A fase de ouro da cooperação com a Petrobras

O primeiro ano do convênio correu lento. A COPPE organizou para a Petrobras um curso e um congresso internacional sobre engenharia offshore, o primeiro de uma série que marcaria época e só se encerraria no começo dos anos 2000. Em 1979, um acidente com a torre de processamento de Garoupa deu à COPPE a oportunidade de mostrar à Petrobras o quanto a universidade podia criar soluções e ajudar a resolver problemas da empresa. Ferrante e uma equipe de jovens pesquisadores analisaram o caso e ajudaram a provar que a empresa projetista norte-americana tinha cometido um erro de projeto e, portanto, deveria indenizar a Petrobras.

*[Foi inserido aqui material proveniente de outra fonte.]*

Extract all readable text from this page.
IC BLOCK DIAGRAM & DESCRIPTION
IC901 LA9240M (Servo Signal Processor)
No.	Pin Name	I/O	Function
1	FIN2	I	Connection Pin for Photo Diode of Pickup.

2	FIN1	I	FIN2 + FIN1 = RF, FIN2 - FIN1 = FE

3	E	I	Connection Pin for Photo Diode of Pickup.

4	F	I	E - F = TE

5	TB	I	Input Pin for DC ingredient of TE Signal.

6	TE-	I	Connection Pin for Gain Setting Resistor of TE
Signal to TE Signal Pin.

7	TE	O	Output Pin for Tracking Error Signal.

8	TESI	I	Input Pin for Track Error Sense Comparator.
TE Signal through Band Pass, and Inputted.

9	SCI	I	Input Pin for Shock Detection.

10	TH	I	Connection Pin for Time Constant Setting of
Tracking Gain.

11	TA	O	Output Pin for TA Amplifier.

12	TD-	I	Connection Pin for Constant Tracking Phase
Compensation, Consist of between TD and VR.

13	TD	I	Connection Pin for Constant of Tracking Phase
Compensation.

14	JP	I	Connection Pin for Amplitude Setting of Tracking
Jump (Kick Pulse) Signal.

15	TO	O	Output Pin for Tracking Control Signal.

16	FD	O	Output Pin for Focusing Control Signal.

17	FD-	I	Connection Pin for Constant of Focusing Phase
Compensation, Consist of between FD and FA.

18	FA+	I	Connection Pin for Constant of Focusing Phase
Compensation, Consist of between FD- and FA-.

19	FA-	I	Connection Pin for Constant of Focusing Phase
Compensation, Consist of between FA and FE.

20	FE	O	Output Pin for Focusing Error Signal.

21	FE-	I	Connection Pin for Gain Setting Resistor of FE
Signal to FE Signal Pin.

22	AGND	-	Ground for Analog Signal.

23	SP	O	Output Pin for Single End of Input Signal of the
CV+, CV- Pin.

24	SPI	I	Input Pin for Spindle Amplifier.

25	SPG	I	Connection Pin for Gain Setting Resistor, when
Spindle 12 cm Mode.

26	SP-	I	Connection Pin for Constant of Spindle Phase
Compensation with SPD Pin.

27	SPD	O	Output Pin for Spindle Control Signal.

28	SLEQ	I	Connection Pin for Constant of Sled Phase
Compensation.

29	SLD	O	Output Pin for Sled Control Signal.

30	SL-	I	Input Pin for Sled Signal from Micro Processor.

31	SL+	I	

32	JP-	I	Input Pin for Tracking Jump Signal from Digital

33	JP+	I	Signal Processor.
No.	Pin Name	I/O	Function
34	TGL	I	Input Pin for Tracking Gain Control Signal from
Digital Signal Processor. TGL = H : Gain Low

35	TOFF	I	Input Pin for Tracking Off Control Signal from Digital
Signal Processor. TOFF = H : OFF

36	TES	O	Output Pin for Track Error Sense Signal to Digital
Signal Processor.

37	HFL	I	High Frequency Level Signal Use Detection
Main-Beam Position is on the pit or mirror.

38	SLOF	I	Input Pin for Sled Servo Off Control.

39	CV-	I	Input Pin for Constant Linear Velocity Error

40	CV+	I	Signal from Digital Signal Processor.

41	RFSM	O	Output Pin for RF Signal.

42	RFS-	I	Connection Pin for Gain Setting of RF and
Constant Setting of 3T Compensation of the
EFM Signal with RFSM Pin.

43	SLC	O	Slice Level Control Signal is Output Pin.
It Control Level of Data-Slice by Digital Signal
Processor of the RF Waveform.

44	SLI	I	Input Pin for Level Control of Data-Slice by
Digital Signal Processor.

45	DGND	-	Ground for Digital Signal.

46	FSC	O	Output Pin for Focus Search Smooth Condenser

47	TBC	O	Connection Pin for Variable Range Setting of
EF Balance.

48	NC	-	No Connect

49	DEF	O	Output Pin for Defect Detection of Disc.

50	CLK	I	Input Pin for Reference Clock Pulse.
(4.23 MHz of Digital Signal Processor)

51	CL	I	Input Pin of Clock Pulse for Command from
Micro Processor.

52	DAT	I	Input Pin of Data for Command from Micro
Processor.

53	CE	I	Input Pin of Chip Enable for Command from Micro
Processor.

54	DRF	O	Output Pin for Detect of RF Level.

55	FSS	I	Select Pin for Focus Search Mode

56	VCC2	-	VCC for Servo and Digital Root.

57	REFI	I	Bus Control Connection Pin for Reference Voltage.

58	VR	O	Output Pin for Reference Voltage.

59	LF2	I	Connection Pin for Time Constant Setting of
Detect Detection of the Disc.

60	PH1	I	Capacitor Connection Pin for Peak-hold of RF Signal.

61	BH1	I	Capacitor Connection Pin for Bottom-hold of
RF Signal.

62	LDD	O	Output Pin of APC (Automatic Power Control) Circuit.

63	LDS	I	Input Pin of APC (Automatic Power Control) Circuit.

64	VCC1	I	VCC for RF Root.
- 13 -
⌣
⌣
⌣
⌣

Vista à distância, a dimensão do episódio pode parecer pequena. Mas em 1979/80 era preciso muita ousadia para confrontar uma poderosa empresa de engenharia de reputação internacional, tendo na retaguarda apenas um grupo de jovens engenheiros brasileiros. Ebecken, Edison, Sergio Sphaier e Gilberto Ellwanger, a elite da tropa de Ferrante naquele momento, mal tinham acabado de completar 30 anos.

A década de 80 tinha começado muito bem para Ferrante, tanto do ponto de vista pessoal quanto profissional Em outubro de 1980, nasceu no Rio a segunda de seus dois filhos, Elisa Adriana. No ano seguinte, Sergio Mueller foi transferido para o Cenpes, o Centro de Pesquisas da Petrobras, para montar ali uma Divisão de Projetos de Explotação, destinada a fazer a engenharia básica das plataformas da empresa. Começava assim a fase de ouro da cooperação com a COPPE.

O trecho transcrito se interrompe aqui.